Comment by cpgxiii

3 days ago

The design of WSL(1) makes more sense when you think of its original design goal of being a compatibility layer for Android apps. Android is "a Linux", but it is (1) a relatively unique one, and (2) everything between the Android kernel and Android apps really isolates the application layer from kernel-level details. Given this separation, it makes a lot of sense to leverage the existing NT flexibility and emulate a Linux kernel at the syscall layer. Sure, you'll have to patch some parts of the WSL(1) Android system components, but MS was already going to have to do that to work around Google-only components. In many ways, this route is no more complex than what Blackberry did to run Android apps atop their QNX-based OS.

But once you give up the specialization for Android and want WSL to be a "real Linux" (i.e. behave like a specific Ubuntu/Fedora/etc distribution) now you no longer can get away with being Linux-like, you have to be Linux (i.e. you need the syscall layer to directly mirror all kernel development and features). It's actually fairly impressive how much worked with WSL(1) given how different the internals were, but you didn't have to go that far to find tools/services/etc that just wouldn't work.

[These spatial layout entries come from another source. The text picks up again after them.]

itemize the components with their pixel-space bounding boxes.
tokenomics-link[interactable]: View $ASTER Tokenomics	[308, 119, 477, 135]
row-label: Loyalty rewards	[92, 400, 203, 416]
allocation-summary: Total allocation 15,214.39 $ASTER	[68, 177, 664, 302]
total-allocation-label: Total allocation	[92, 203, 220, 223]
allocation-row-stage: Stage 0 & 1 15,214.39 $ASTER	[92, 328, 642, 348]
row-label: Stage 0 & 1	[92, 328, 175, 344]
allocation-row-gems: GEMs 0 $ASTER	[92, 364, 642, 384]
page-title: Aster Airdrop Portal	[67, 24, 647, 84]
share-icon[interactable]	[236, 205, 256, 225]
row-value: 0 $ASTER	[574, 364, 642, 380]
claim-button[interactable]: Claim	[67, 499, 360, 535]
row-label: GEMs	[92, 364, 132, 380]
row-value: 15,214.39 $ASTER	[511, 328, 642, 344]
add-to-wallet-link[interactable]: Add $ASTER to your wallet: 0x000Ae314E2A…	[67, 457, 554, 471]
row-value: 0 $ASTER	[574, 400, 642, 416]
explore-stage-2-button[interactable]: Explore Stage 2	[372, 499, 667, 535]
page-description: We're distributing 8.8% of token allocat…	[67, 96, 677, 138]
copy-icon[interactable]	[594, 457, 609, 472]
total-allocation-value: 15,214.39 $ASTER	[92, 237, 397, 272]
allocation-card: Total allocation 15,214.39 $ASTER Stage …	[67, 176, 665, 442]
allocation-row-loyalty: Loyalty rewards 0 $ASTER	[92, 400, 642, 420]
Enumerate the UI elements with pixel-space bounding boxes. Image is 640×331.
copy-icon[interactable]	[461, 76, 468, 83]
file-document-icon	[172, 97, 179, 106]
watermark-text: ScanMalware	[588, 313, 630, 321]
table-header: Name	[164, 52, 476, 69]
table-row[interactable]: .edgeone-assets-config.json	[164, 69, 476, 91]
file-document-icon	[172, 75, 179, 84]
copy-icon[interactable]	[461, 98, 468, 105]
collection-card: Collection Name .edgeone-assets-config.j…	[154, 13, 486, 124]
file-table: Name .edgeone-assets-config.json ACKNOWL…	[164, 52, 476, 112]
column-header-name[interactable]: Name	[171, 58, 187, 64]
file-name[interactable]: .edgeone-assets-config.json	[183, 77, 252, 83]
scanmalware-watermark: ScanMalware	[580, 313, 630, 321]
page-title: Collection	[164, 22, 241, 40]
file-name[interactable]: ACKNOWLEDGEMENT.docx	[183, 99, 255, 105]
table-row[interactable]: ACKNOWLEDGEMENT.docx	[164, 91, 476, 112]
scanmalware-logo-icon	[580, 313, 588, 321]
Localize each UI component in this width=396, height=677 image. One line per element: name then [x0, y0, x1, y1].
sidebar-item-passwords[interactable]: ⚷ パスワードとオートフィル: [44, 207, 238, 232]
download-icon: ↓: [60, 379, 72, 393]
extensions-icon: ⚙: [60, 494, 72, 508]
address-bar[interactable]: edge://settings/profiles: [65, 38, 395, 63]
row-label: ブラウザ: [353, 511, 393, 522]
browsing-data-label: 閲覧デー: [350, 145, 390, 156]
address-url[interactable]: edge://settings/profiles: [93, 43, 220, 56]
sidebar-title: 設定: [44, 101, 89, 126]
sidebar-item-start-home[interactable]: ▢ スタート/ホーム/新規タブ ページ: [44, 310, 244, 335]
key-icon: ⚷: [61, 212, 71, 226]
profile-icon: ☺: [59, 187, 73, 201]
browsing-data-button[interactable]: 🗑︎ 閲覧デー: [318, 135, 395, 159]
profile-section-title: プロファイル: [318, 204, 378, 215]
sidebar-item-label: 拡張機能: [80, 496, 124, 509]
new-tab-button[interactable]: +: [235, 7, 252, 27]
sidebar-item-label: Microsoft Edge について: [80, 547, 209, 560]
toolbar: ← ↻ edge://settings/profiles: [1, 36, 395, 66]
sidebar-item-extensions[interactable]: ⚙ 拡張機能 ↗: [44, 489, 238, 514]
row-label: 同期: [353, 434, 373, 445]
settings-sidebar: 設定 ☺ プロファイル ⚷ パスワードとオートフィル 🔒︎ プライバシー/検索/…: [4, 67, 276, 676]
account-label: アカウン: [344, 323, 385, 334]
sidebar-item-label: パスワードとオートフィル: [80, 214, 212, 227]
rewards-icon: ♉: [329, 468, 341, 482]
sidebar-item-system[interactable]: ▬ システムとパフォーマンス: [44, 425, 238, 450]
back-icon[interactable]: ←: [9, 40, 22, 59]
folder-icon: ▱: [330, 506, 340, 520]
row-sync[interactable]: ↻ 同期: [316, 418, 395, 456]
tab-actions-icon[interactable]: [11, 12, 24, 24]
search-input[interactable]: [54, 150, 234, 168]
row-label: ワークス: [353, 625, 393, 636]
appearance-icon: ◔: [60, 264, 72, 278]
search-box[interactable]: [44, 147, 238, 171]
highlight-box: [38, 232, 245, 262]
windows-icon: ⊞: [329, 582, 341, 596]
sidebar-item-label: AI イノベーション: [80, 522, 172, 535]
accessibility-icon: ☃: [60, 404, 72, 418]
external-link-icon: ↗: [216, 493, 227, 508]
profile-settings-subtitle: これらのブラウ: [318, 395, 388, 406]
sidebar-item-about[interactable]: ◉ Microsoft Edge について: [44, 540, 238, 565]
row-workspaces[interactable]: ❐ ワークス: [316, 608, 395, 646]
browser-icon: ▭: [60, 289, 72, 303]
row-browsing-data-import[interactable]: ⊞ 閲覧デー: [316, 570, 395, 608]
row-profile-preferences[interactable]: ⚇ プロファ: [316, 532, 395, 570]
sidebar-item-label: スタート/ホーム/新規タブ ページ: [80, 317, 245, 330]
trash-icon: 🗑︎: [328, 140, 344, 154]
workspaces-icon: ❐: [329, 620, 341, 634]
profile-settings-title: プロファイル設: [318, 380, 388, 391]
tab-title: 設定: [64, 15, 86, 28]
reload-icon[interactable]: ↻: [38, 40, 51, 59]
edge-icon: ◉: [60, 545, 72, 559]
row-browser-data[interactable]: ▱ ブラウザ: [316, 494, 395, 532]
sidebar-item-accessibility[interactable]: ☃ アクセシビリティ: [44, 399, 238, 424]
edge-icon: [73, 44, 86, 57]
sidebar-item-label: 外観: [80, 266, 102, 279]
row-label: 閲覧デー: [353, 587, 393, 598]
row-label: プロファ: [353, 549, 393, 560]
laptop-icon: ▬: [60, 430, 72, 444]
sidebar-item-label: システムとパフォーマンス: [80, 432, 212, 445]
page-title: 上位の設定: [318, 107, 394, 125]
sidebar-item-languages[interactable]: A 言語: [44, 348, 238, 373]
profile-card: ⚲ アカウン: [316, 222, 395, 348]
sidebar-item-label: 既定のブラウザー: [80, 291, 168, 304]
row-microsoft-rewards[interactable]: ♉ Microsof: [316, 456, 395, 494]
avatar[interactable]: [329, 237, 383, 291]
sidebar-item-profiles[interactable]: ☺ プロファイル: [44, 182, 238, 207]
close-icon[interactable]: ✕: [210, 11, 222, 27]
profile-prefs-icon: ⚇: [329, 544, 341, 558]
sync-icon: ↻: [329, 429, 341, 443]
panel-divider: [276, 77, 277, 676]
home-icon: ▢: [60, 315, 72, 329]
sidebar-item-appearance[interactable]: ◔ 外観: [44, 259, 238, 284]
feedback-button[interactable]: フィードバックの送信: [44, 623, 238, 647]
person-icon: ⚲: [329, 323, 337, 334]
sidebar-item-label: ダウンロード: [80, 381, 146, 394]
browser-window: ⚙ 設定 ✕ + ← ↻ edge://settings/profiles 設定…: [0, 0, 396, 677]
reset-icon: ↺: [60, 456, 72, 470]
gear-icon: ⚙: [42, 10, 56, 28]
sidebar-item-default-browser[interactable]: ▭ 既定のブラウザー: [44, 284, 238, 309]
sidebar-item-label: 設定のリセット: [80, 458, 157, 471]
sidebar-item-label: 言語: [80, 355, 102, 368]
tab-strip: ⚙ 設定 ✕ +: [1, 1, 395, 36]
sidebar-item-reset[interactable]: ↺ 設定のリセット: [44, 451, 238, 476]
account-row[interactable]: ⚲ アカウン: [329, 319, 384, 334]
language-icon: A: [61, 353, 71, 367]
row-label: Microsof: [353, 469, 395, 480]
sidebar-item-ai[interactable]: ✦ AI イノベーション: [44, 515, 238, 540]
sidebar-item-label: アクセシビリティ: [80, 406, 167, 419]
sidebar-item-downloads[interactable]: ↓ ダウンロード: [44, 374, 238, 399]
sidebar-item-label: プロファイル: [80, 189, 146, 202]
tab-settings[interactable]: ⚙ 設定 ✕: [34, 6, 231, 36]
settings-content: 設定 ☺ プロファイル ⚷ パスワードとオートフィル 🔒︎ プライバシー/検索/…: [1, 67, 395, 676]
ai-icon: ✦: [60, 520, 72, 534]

Instead, once you consider how long MS had been working on Hyper-V, and how interested they are in using it to apply additional security boundaries/isolation (e.g. VBS) within what outwardly appears to be a single Windows OS instance to the user, it makes a lot of sense to leverage that same approach to just run a real Linux kernel atop Hyper-V. In that world, you no longer have to match Linux kernel development, you just need to develop/maintain the kernel drivers used to interact with Hyper-V - and MS already had a lot of experience and need to do that given how much of Azure is running Linux VMs.

Full VMs make much more sense indeed, because they allow you to run fundamentally different OS while still keeping the host mostly the same. And they basically show that with the FreeBSD addition.

The syscall way is just a form of emulation that you have to contain and it becomes a pain to keep up to date. VMs will use more ressource but at least they are disposable and only require a good virtualization layer on the host.

Funnily enough, with time, Microsoft might be able to run all the OSs inside their own OS. Of course, that won't happen for something like macOS but that would be hilarious.

IO on many little files is dramatically faster in Linux on ext4 vs Windows thanks to NTFS' journaling overhead. So if you're doing development, you really want to do it inside wsl2.

  • I think it's more complicated just than NTFS's design.

    In my original comment I said that the difference is the Linux VFS for a reason. The slow part in NT is when you go from a filename to a handle. Doing things like caching lookups by name is, IIRC, the responsibility of the individual drivers. Linux does better at this by having a heavily optimized layer sitting between the filesystem driver and the caller. Doing tons of open(2)s is faster on Linux because of the overall kernel design.

  • Journaling isn't the issue, small files go into the $MFT which is the fast-path. The issue is the file system filter overhead.